Max v. Spaeth

On Motion for Rehearing or to Transfer to Court en Banc.

PER CURIAM.

Plaintiff contends that the language of the stipulation of dismissal with the provision for dismissal with prejudice should be construed as a settlement of Wyatt’s claim against her only and not a settlement of her claim against him. (Motion shows a payment was made to Wyatt in compromise of his claim.) Plaintiff cites Rudloff v. Johnson, 8 Cir., 267 F.2d 708, in which a plaintiff’s claim against the defendant therein for injuries sustained in a collision of automobiles was compromised by an attorney representing defendant’s insurance carrier after defendant had filed a counterclaim. However, defendant’s counterclaim had been filed by other attorneys and they did not sign the stipulation for settlement. The insurance company attorney who did sign it did not represent defendant on his counterclaim; and it also appeared that neither defendant nor the attorneys representing him on his counterclaim had been consulted with respect to the settlement of' plaintiff’s claim or the dismissal of his petition.

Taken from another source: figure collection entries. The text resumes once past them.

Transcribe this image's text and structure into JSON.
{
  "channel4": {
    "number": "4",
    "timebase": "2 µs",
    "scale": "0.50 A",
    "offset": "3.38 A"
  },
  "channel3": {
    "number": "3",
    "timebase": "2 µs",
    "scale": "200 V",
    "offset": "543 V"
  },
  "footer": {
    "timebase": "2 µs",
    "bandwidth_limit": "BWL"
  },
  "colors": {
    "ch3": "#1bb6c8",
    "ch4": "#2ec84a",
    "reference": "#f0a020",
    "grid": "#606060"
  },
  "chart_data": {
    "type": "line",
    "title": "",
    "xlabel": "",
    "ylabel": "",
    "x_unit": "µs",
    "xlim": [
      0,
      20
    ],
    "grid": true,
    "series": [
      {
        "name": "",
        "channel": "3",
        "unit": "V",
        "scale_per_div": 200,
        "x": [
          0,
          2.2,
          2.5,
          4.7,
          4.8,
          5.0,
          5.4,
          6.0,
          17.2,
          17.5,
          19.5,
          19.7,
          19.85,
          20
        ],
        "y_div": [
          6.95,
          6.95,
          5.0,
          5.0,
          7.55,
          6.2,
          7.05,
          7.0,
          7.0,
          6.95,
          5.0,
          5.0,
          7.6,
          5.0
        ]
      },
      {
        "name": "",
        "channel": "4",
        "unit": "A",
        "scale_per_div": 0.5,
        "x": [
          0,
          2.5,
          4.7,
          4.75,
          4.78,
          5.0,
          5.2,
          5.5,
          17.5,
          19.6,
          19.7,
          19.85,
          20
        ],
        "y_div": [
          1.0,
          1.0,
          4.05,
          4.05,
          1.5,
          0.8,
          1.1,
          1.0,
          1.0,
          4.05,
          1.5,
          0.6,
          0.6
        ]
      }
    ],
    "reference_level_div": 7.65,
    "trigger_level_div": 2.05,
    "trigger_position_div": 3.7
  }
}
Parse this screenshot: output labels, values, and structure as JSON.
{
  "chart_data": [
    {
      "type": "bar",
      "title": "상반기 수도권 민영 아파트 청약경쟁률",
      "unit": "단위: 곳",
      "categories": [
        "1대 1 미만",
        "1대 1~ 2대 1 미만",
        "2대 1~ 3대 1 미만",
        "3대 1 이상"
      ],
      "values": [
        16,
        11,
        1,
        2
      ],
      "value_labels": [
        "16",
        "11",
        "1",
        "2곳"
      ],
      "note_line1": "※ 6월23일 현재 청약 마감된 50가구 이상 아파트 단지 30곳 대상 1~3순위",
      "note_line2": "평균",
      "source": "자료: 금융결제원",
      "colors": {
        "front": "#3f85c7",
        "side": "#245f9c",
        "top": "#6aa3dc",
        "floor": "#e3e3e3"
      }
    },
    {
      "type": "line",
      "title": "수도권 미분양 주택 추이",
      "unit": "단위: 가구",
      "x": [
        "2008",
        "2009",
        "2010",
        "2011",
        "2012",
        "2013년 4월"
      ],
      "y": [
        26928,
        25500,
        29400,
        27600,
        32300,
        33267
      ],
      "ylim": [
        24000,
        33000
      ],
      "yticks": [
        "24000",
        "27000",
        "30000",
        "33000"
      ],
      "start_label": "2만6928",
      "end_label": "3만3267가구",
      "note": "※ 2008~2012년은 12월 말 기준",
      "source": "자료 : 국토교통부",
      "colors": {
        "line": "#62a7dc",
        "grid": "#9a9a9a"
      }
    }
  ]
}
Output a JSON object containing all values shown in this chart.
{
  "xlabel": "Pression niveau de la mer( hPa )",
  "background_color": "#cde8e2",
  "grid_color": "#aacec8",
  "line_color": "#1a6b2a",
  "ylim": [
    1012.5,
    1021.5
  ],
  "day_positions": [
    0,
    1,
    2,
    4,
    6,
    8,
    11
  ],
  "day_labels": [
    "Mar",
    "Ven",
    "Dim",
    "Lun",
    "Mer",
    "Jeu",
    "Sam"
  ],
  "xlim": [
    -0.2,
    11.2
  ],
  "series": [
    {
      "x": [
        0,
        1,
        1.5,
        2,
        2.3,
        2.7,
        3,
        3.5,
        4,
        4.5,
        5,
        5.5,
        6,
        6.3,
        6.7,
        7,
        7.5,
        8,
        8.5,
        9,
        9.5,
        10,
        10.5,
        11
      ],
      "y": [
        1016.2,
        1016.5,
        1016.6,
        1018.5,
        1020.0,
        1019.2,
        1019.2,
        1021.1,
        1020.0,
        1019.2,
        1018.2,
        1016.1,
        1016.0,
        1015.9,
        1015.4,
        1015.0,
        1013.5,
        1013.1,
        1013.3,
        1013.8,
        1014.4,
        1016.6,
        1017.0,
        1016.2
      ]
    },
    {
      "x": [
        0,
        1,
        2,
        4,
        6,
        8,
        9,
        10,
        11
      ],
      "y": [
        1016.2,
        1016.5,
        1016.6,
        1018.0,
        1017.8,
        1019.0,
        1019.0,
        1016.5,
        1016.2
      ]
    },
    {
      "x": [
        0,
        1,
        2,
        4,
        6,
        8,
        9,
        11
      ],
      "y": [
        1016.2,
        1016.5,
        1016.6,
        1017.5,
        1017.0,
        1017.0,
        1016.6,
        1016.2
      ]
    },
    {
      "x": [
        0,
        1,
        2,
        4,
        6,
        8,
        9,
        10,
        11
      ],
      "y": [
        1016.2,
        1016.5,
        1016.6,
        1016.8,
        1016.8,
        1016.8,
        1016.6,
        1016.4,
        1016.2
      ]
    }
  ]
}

The situation in this case is more like that in England v. Yellow Transit Co., 240 Mo.App. 968, 225 S.W.2d 366, 368. Plaintiff therein filed suit for personal injuries sustained in a collision of motor vehicles. Defendant filed a counterclaim for damages to its truck. Defendant settled with plaintiff paying her $500, the stipulation of settlement stating “it is stipulated and agreed between the parties that plaintiff’s petition, cause of action or claim against the defendants shall be and is hereby dismissed, with prejudice, and at the cost of the defendants.” The court, in holding defendant could not proceed on its counterclaim, said: “It must be remembered that there was only one accident — one collision. All the accusations, charges and counterclaims grew out of it. Plaintiff said she was blameless and defendants were wholly responsible. Defendants denied any negligence on their part and charged plaintiff with the entire responsibility for the collision and resultant damages. Under these contentions, only one side could be liable and only one side could recover. Defendant, Yellow Transit Company, by its attorney, offered to pay and did pay $500.00 to plaintiff in settlement of her claim for damages and agreed that defendants pay the costs.” The court held that circumstances of the settlement “were all calculated to and did lead the plaintiff to believe that the entire controversy was being settled. She acted, in dismissing her case, receiving the payment and signing the release, in reliance upon that belief, and reasonably so. Under these circumstances the Yellow Transit Company is now estop-ped to proceed further with their counterclaim.” It should be noted that the language of the stipulation of dismissal in this case (“all matters and things in controversy in the above entitled cause having been adjusted, compromised and finally settled”) is much broader than that used in *5the England case. Furthermore, the case was dismissed “with prejudice to any other action on account of the matters and thing's contained and set forth in plaintiff’s petition.” Plaintiff also cites Clifton v. Caraker, Mo.App., 50 S.W.2d 758, but it involved the release of one of two joint tort fea-sors which is an entirely different situation from liability based on respondeat superior.

Plaintiff’s motion for rehearing or to transfer to the Court en Banc is overruled.